Alibaba executive vice chairman Joe Tsai said: “I think you have to understand Alibaba and what Alibaba’s doing in the context of the long-term secular trend that’s developing in China, which is the rise of the Chinese middle class.” Referring to the ongoing US trade war with China, he added: “That trend is not going to stop, trade war or no trade war.”

Meanwhile, leading Chinese retailer JD.com said that sales worth a record RMB159.8bn ($23bn/£17.bn) took place via its business. That’s up by 26% on the RMB 127.1 billion reported last year.

International brands benefitted

More than 40% of shoppers buying from Alibaba Group shopped from international brands. Alibaba said the top countries selling to China via its platforms were Japan, United States, South Korea, Australia and Germany. In all, shoppers bought from brands hailing from 230 different countries and regions. Alibaba also said that its Caniniao logistics network processed more than a billion delivery orders, and that more than 180,000 brands took part in the event. Of those, 237 made more than RMB100m GMV – including Dyson, Apple, Kindle, Estée Lauder and L’Oréal.
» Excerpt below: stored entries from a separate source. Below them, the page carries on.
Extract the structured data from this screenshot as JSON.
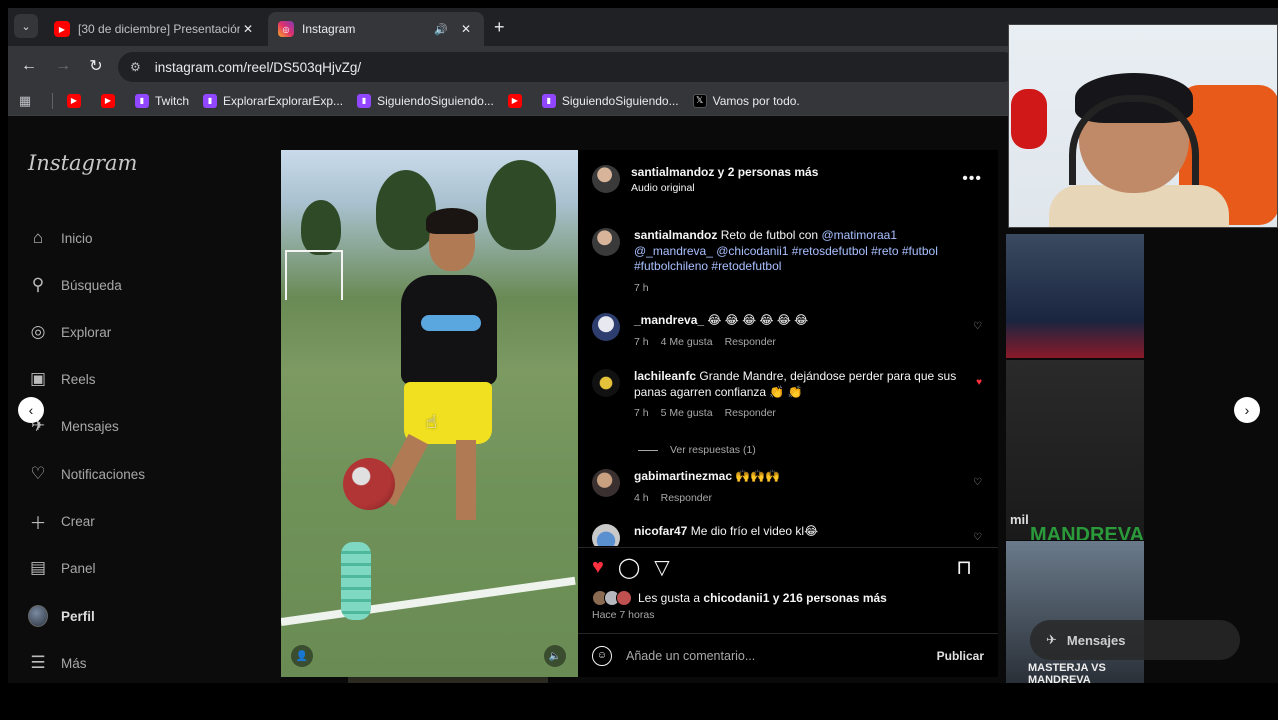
{
  "browser": {
    "tabs": [
      {
        "title": "[30 de diciembre] Presentación",
        "favicon": "youtube-icon",
        "active": false
      },
      {
        "title": "Instagram",
        "favicon": "instagram-icon",
        "active": true
      }
    ],
    "url": "instagram.com/reel/DS503qHjvZg/",
    "bookmarks": [
      {
        "label": "",
        "icon": "youtube-icon"
      },
      {
        "label": "",
        "icon": "youtube-icon"
      },
      {
        "label": "Twitch",
        "icon": "twitch-icon"
      },
      {
        "label": "ExplorarExplorarExp...",
        "icon": "twitch-icon"
      },
      {
        "label": "SiguiendoSiguiendo...",
        "icon": "twitch-icon"
      },
      {
        "label": "",
        "icon": "youtube-icon"
      },
      {
        "label": "SiguiendoSiguiendo...",
        "icon": "twitch-icon"
      },
      {
        "label": "Vamos por todo.",
        "icon": "x-icon"
      }
    ]
  },
  "sidebar": {
    "logo": "Instagram",
    "items": [
      {
        "label": "Inicio",
        "icon": "home-icon"
      },
      {
        "label": "Búsqueda",
        "icon": "search-icon"
      },
      {
        "label": "Explorar",
        "icon": "compass-icon"
      },
      {
        "label": "Reels",
        "icon": "reels-icon"
      },
      {
        "label": "Mensajes",
        "icon": "messenger-icon"
      },
      {
        "label": "Notificaciones",
        "icon": "heart-icon"
      },
      {
        "label": "Crear",
        "icon": "plus-icon"
      },
      {
        "label": "Panel",
        "icon": "chart-icon"
      },
      {
        "label": "Perfil",
        "icon": "avatar"
      },
      {
        "label": "Más",
        "icon": "menu-icon"
      }
    ]
  },
  "post": {
    "header_user": "santialmandoz y 2 personas más",
    "header_sub": "Audio original",
    "caption": {
      "user": "santialmandoz",
      "text": "Reto de futbol con",
      "tags": "@matimoraa1 @_mandreva_ @chicodanii1 #retosdefutbol #reto #futbol #futbolchileno #retodefutbol",
      "time": "7 h"
    },
    "comments": [
      {
        "user": "_mandreva_",
        "text": "😂 😂 😂 😂 😂 😂",
        "time": "7 h",
        "likes": "4 Me gusta",
        "reply": "Responder",
        "liked": false
      },
      {
        "user": "lachileanfc",
        "text": "Grande Mandre, dejándose perder para que sus panas agarren confianza 👏 👏",
        "time": "7 h",
        "likes": "5 Me gusta",
        "reply": "Responder",
        "liked": true
      },
      {
        "user": "gabimartinezmac",
        "text": "🙌🙌🙌",
        "time": "4 h",
        "likes": "",
        "reply": "Responder",
        "liked": false
      },
      {
        "user": "nicofar47",
        "text": "Me dio frío el video kl😂",
        "time": "",
        "likes": "",
        "reply": "",
        "liked": false
      }
    ],
    "view_replies": "Ver respuestas (1)",
    "likes_prefix": "Les gusta a",
    "likes_user": "chicodanii1",
    "likes_suffix": "y 216 personas más",
    "posted": "Hace 7 horas",
    "comment_placeholder": "Añade un comentario...",
    "publish": "Publicar"
  },
  "background": {
    "thumb_label": "mil",
    "thumb_banner": "MANDREVA",
    "bottom_banner": "MASTERJA VS MANDREVA",
    "chat_pill": "Mensajes"
  },
  "colors": {
    "like_red": "#ff3040",
    "link_blue": "#a8c0ff",
    "youtube_red": "#ff0000",
    "twitch_purple": "#9146ff"
  }
}
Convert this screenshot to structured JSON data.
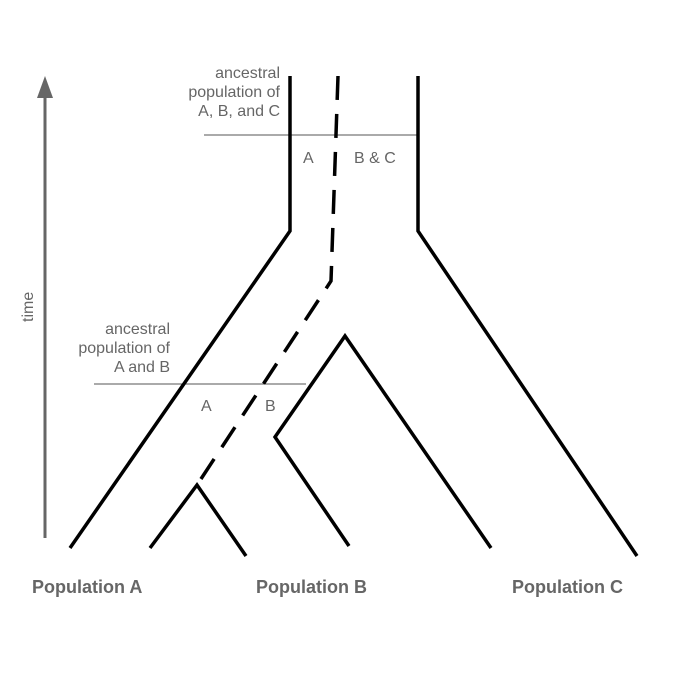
{
  "diagram": {
    "time_label": "time",
    "ancestral_abc": [
      "ancestral",
      "population of",
      "A, B, and C"
    ],
    "ancestral_ab": [
      "ancestral",
      "population of",
      "A and B"
    ],
    "upper_section_labels": {
      "left": "A",
      "right": "B & C"
    },
    "lower_section_labels": {
      "left": "A",
      "right": "B"
    },
    "populations": [
      "Population A",
      "Population B",
      "Population C"
    ],
    "colors": {
      "tree": "#000000",
      "text": "#666666",
      "arrow": "#666666",
      "section_line": "#555555"
    }
  }
}
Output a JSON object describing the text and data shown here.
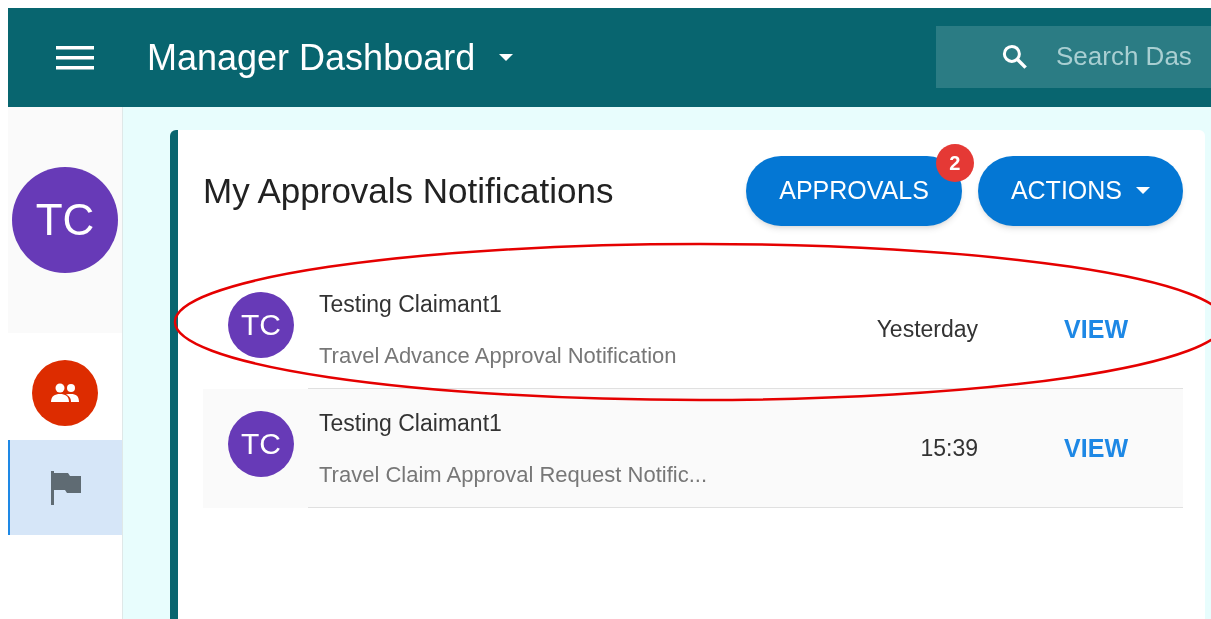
{
  "app_bar": {
    "title": "Manager Dashboard",
    "search": {
      "placeholder": "Search Das"
    }
  },
  "sidebar": {
    "avatar": "TC",
    "items": [
      {
        "kind": "people",
        "selected": false
      },
      {
        "kind": "flag",
        "selected": true
      }
    ]
  },
  "card": {
    "title": "My Approvals Notifications",
    "buttons": [
      {
        "kind": "button",
        "label": "APPROVALS",
        "badge": "2"
      },
      {
        "kind": "menu",
        "label": "ACTIONS"
      }
    ],
    "notifications": [
      {
        "avatar": "TC",
        "name": "Testing Claimant1",
        "subject": "Travel Advance Approval Notification",
        "time": "Yesterday",
        "action": "VIEW",
        "highlighted": true
      },
      {
        "avatar": "TC",
        "name": "Testing Claimant1",
        "subject": "Travel Claim Approval Request Notific...",
        "time": "15:39",
        "action": "VIEW",
        "highlighted": false
      }
    ]
  }
}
JD.com said that brands including Apple, Dell, Dyson, L’Oreal and Pampers saw “impressive sales performance” with products from the US, Japan, Germany, the Netherlands and South Korea especially popular. Lei Xu, CMO of JD.com and CEO of JD Mall said the change had come as shoppers became willing to spend more. “There is a noticeable shift in China towards quality over price, which we see in the growing numbers of consumers who are willing to pay more for branded and imported goods,” he said. “By establishing trust with consumers and brands, thanks to our zero-tolerance policy towards fakes and our innovations in areas such as blockchain traceability for product safety, JD is in a unique position to set that demand.”

The growing importance of online plus offline

JD.com said it had shared its technology with offline retailers, following its strategy of offering retail as a service. It said that more than 600,000 offline stores used its technology and infrastructure to attract customers to their own Singles Day promotions. JD introduced a new game that rewarded shoppers with points, based on the number of steps they take to visit bricks and mortar retailers. Those points could then be exchanged for products and prizes. More than 200,000 stores and 200 brands took part in the game. Its own portfolio of stores includes the 7Fresh supermarket chain, as well as a range of unmanned convenience stores and JD Retail Experience Shops. 

“After more than a decade of building out technology and infrastructure for our own retail business, we will spend the next decade extending our capabilities to enable and empower both online and offline retail innovators,” said Dr. Jianwen Liao, chief strategy officer at JD.com. “We see the future of retail as one without boundaries, and we are working to bring consumers true boundaryless retail, where they can buy whatever they want, whenever and wherever they want it.” 

Daniel Zhang, chief executive of Alibaba Group, said more bricks-and-mortar merchants than ever had taken part in Singles Day, via upgraded and digitised “smart stores”. They included mom-and-pop stores alongside businesses RTMart and easyhome in which Alibaba has recently invested.  Alibaba also offered RMB1bn in”red packets” of coupons to be spent in-store, while members of its 88 VIP loyalty programme benefited from an extra 5% discount over the course of the event. “Around 200,000 smart stores joined November 11,” he said. “As we always say, we truly believe the first thing for brick-and-mortar stores who want to go New Retail to do is to go digital. For all those retail partners, why they actively participated was not because it was a shopping day, but because it was a day to give people a unique experience.”

One figure to take away… 

As big as Singles Day already is, it’s worth noting a figure flagged up by Alibaba: only 17.5% of Chinese retail sales curently take place online. That’s a similar proportion to the UK, where online accounted for 17.8% of UK retail sales in September 2018, according to the ONS, and suggests there’s plenty of room for expansion in the future.